Empty out your web browser download folder too. These can easily accumulate a collection of unneeded digital detritus. Same goes for email, if you use a local email client and it downloads every message.
Uninstall any applications which are no longer in use. Pay particular attention to software that starts when your computer boots as this can be a major cause of performance loss.
On Windows you can view and control startup applications using either the Task Manager in Windows 10 or the msconfig tool in older versions of Windows (access this by hitting Win+R and typing msconfig). For Apple Mac, head to System Preferences > Users & Groups and click Login Items.
You need to take care not to disable essential applications, but if you see anything that’s running at boot that isn’t needed, disable or uninstall it. If you want to keep on using the software but don’t want it running automatically it’s best to check within the software’s own preferences first to see if it has a ‘start on boot’ option which can be switched off.
Do you need to defrag?
Defragmenting is the process of reorganising a storage drive so the files are in a more logical order, making it easier for the drive to find what you’re looking for. Years ago this could be a problem as drives which weren’t defragged regularly could run significantly slower, but it’s far less of an issue now.
For one thing, operating systems are better at automatic maintenance so it’s unusual for the user to have to manually defrag a drive. You can use a disk utility (either built in or third party) to analyse the drive and check, but most likely Windows or Mac OS are doing just fine by themselves.
It also unnecessary if you have a modern Solid State Drive (SSD). These do not rely on physically reading magnetic storage like a Hard Disk Drive (HDD) and can access all data at the same speed. In fact, defragging an SSD is not recommended because it can theoretically shorten the life of the drive.

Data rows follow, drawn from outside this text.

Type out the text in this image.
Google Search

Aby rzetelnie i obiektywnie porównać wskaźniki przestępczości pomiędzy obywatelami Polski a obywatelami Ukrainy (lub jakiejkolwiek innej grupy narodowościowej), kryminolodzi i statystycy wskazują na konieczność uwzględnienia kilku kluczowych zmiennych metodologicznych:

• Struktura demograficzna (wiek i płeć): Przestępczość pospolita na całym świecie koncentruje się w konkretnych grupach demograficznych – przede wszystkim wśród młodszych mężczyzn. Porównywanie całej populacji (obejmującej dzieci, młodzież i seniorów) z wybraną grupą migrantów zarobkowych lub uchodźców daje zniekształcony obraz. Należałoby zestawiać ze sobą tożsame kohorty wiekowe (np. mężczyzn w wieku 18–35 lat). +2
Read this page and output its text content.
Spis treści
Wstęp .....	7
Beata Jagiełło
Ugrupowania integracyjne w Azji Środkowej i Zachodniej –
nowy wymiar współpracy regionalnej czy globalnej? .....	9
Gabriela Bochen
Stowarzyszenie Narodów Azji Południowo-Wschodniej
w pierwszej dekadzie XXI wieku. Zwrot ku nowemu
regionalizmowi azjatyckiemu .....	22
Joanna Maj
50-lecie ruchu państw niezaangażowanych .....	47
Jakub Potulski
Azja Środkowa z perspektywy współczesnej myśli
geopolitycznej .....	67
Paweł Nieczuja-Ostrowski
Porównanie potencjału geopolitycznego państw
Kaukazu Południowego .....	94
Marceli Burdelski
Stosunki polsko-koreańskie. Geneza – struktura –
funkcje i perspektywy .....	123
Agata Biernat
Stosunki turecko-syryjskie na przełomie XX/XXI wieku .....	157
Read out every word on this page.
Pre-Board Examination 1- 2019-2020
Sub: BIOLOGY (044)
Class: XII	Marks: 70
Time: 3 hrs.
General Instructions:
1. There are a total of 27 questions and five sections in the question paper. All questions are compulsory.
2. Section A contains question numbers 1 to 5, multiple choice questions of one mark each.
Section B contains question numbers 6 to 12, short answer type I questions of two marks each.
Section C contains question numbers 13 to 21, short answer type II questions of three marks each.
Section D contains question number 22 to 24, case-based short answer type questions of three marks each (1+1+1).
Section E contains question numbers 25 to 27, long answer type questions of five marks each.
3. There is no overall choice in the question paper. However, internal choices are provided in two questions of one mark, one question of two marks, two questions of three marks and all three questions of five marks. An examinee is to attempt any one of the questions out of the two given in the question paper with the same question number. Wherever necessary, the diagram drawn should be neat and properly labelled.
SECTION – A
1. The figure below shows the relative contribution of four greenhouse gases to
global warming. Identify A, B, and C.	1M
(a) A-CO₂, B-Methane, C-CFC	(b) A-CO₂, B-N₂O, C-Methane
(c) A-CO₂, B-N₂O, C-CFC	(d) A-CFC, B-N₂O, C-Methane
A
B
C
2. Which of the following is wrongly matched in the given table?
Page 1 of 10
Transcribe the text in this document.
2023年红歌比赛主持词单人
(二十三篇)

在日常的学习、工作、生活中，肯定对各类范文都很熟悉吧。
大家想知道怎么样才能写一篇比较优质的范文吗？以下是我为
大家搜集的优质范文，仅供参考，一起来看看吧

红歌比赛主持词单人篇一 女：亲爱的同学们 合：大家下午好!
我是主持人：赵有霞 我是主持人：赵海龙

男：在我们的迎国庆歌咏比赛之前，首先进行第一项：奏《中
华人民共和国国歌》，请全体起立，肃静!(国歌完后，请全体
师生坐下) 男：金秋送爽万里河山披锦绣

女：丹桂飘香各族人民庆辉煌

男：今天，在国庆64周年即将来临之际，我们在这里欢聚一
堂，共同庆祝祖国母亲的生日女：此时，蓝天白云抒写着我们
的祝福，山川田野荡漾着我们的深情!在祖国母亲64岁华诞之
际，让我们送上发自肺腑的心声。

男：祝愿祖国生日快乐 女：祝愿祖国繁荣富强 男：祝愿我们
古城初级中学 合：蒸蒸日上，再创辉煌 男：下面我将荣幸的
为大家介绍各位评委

There is an extreme step you can take to freshen up your computer: wipe the hard drive and start again. This can make it feel like a new computer, particularly if you do it at the same time as some minor upgrades like a new operating system or SSD.
But you will need to make sure you have a backup of all important data, so use either a secondary internal hard drive or an external disk to save copies of your files. If they’re really important you should also have a backup in case anything goes wrong. It’s not a bad idea to make a clone of the functional drive either, so if you run into any problems the entire system can be restored to its previous state.
It’s also important to check you have a copy of the operating system. Many computers will have a recovery partition on the hard drive which contains a fresh install of the OS. Check the manual to see how to access it. If you’ve got an OS installation disc this will need to be used to boot the computer and run the setup of the operating system from scratch.
There’s loads of software out there for keeping your PC fresh and safeguarding files. Here’s a few of the best.
Help prevent clutter before it starts with WinPatrol, which will warn if it detects a change to your system such as a new startup application or file association change.
SpaceSniffer (Windows) or Daisy Disk (Mac OS)
Running out of space and not sure where it’s going? These applications analyse a hard drive and provide a graphical overview of files and folders, making it easy to see what’s taking the most space.
This utility scans your drive looking for common junk data, which can then be cleared with a single click. This is so easy and quick it’s worth having to hand all the time just to give your drive a quick cleanup on a regular basis.
EaseUS ToDo Backup Free (Windows)
An easy to use backup and cloning tool which can create a copy of an entire hard drive for recovery later on. Really handy when you’re either wiping or installing a new drive.